A new campaign detailing what is critically needed to improve public education in Tasmania has received a groundswell of support from key Tasmanian and national advocacy groups.
The Australian Education Union Tasmania Branch’s Lifting Learning paper, launched today, presents solutions to the state’s overstretched education system which is leaving Tasmanian students the most disadvantaged nationally.
The campaign has been described as “carefully designed to directly improve the learning outcomes for Tasmanian students” by College of Educational and Developmental Psychologists National Chair Gerald Wurf.
AEU Tasmania President David Genford welcomed the widespread advocacy for the campaign which he said reflected the dire need for Tasmanian education reform.
“The scale of support for our Lifting Learning solutions reflects the scale of improvements needed within Tasmanian schools and colleges to lift learning for all students,” he said.
“Tasmania is in the grips of a glaring teacher shortage and it’s our students who are missing out on quality education because of it.”
“Tasmanian children and families need more in-class support, solutions to the teacher shortage, increased school psychologist and social worker numbers and support for all students which includes those with a disability. The time for change is now.”
The Tasmanian Government must show its commitment to Public Education by addressing critical and complex issues faced by teachers and students, campaign supporter and Tasmanian Disability Education Reform Lobby founder Kristen Desmond said.
“TDERL continues to work collaboratively with the AEU to ensure students with disability and the teachers who teach them receive appropriate support,” she said.
“The State Government needs to immediately initiate a review of the implementation of the reasonable adjustment funding model to ensure students with disability are receiving the support they need to participate in schools on the same basis as their nondisabled peers.”
The 28-page plan details the fixes needed to lift student learning. Central to the plan is the need for professional support staff in schools, such as school psychologists and social workers, to meet the ever-growing needs of students.
The Lifting Learning push for one school social worker and one school psychologist for every 500 students is supported by Australian Psychologists and Counsellors in Schools and Australian Association of Social Workers.
Tasmanian senior school psychologist Sally Rayner has said students and their families were now turning to schools for help and crisis support for a range of mental health problems.
“We are seeing lots more young people present with suicidal distress and complex emotional and psychiatric needs for which there are few other services available to support them,” she said.
“These mental health issues severely impact on a student’s capacity to engage and participate at school.”
The calls for more professional school support staff are echoed by Anglicare Tasmania’s Better, Bigger, Stronger report whose first recommendation is to “strengthen early responses to childhood adversity through expanding social work capacity in primary schools”.
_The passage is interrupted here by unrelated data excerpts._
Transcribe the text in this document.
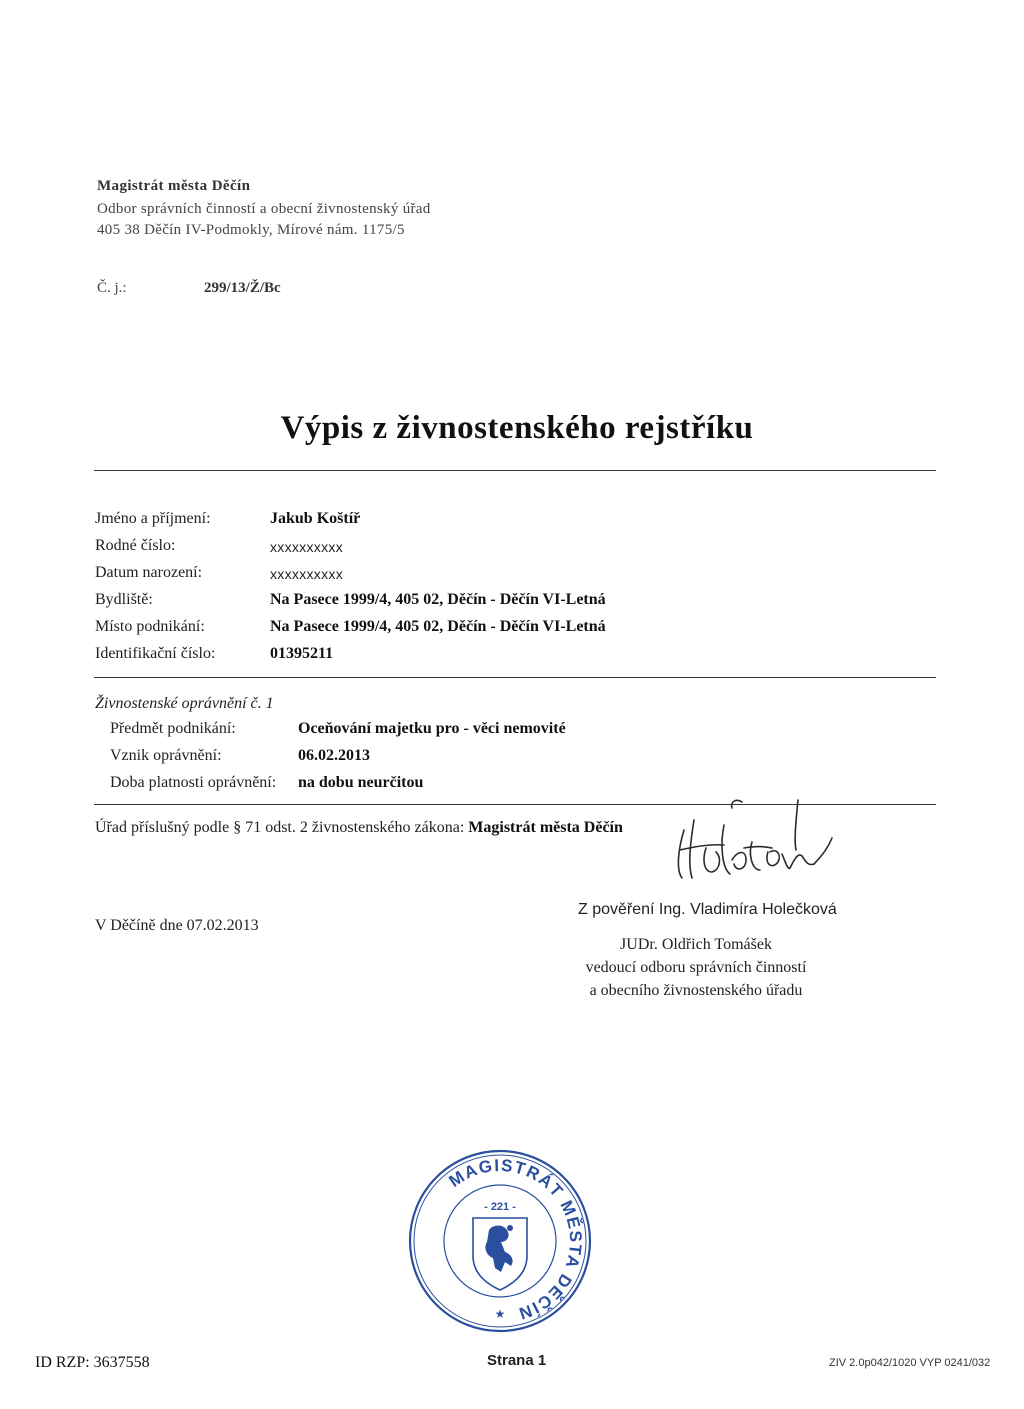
Magistrát města Děčín
Odbor správních činností a obecní živnostenský úřad
405 38 Děčín IV-Podmokly, Mírové nám. 1175/5
Č. j.:	299/13/Ž/Bc
Výpis z živnostenského rejstříku
Jméno a příjmení:	Jakub Koštíř
Rodné číslo:	xxxxxxxxxx
Datum narození:	xxxxxxxxxx
Bydliště:	Na Pasece 1999/4, 405 02, Děčín - Děčín VI-Letná
Místo podnikání:	Na Pasece 1999/4, 405 02, Děčín - Děčín VI-Letná
Identifikační číslo:	01395211
Živnostenské oprávnění č. 1
Předmět podnikání:	Oceňování majetku pro - věci nemovité
Vznik oprávnění:	06.02.2013
Doba platnosti oprávnění: na dobu neurčitou
Úřad příslušný podle § 71 odst. 2 živnostenského zákona: Magistrát města Děčín
V Děčíně dne 07.02.2013
Z pověření Ing. Vladimíra Holečková
JUDr. Oldřich Tomášek
vedoucí odboru správních činností
a obecního živnostenského úřadu
MAGISTRÁT MĚSTA DĚČÍN
- 221 -
★
ID RZP: 3637558	Strana 1	ZIV 2.0p042/1020 VYP 0241/032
Tasmanian Association of State School Organisations (TASSO) President Natham Reynolds said the AEU Lifting Learning prospectus document provided valuable solutions to a range of issues and challenges in today’s public school system.
“It is imperative that we resolve the current problems to help give our children the education they deserve, provide the support to staff, and make teaching a preference as a career choice,” he said.
“Schools reflect how our future communities will look; our children are our future leaders. It’s not about spending more for today, it’s about investing for a more stable future of the next generation.”
The desperate need for more in-class support from additional Teacher Assistants and Education Support Specialists is described in the AEU Lifting Learning prospectus by an anonymous teacher who explains that even their most challenging student currently receives no additional support.
Recently retired Ulverstone Secondary College Principal Glen Lutwyche outlines the teacher shortage in the campaign prospectus: “Currently there is a crisis in teacher recruitment in Tasmanian Secondary Schools due to the lack of subject trained teachers in areas such as English, History, M.D.T, Home Ec, Maths and Science. This is especially evident in isolated schools and schools with additional complexity.”
Mr Genford said student learning would suffer and teacher burnout would increase along with more new educators leaving the profession, unless the State government joined community advocates in supporting and implementing the Lifting Learning solutions.
Tasmanian education – the facts
- Tasmania has the highest levels of disadvantage compared to the rest of Australia, with more than two-thirds of children and young people living in areas of relative disadvantage; characterised by low income, low educational attainment and high unemployment.
- One in five (21.5%) Tasmanian students are assessed as being “developmentally vulnerable”, meaning they need intensive support early on at school if they are to catchup with their peers.
- On average, Tasmanian teachers do about 11 hours per week of unpaid overtime with principals regularly working 60-hour weeks.
- Tasmanian teachers are the lowest paid in Australia.